“Some recent studies show that people who are taught to forgive become “less angry, more hopeful, less depressed, less anxious and less stressed,” which leads to greater physical well-being. Another of these studies concludes “that forgiveness … is a liberating gift [that] people can give to themselves.” (Elder James E Faust)
We know that all marriages go through difficult times at some point in our lives, however problems can become perpetual when we do not apply forgiveness in our relationship. When I talk about forgiveness in our relationship, I mean that there are conflicts that can be solved in such an easy way if we forgive, but if we prefer not to forgive, then the problems get bigger and bigger. If we forgive our spouse, we show that we are humble enough to fix any misunderstanding in our marriage.

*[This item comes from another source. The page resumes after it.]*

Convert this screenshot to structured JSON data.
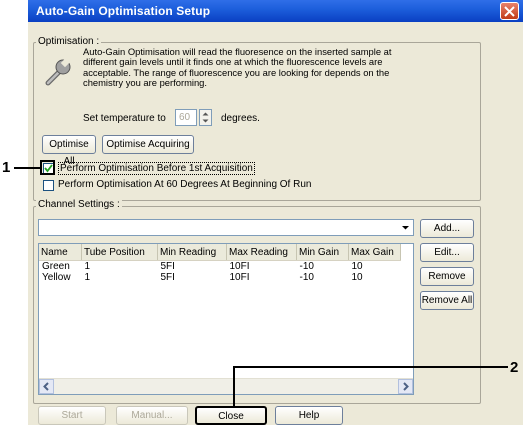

For me it has not always been easy to forgive and one of the barriers I have found in my path is anger. I love when Elder Lynn G. Robbins said “Understanding the connection between agency and anger is the first step in eliminating it from our lives. We can choose not to become angry.” I like this quote because it makes me think about the hard times, I’ve gone through letting myself be controlled by anger, even knowing that I was the only one responsible for my actions. This did not allow me to consecrate myself to my marriage and it prevents me from forgiving others easily.
As Goddard said: “consecration in marriage is not just about receiving our entrance card to the Celestial Kingdom. It’s also about becoming qualified for the life. We will presumably be living here. This requires a transformation of character. ” character transformation means to me taking care of our companion, love, respect, and forgive him or her.
In my 11 years of marriage I can say that doing these things has not been easy, however I can say that it’s been worth it. I started by not criticizing my husband and not highlighting his weaknesses. I thought that if I relieved with my friends about my husband, I would feel better, however I learned that what I was doing was getting away from my husband little by little.
I like to highlight his virtues and thank him for what he does for me and my family. This has given me better results and has united us more as friends and as a couple.
I conclude with my testimony that forgiving others has changed my life and the most benefited has been myself.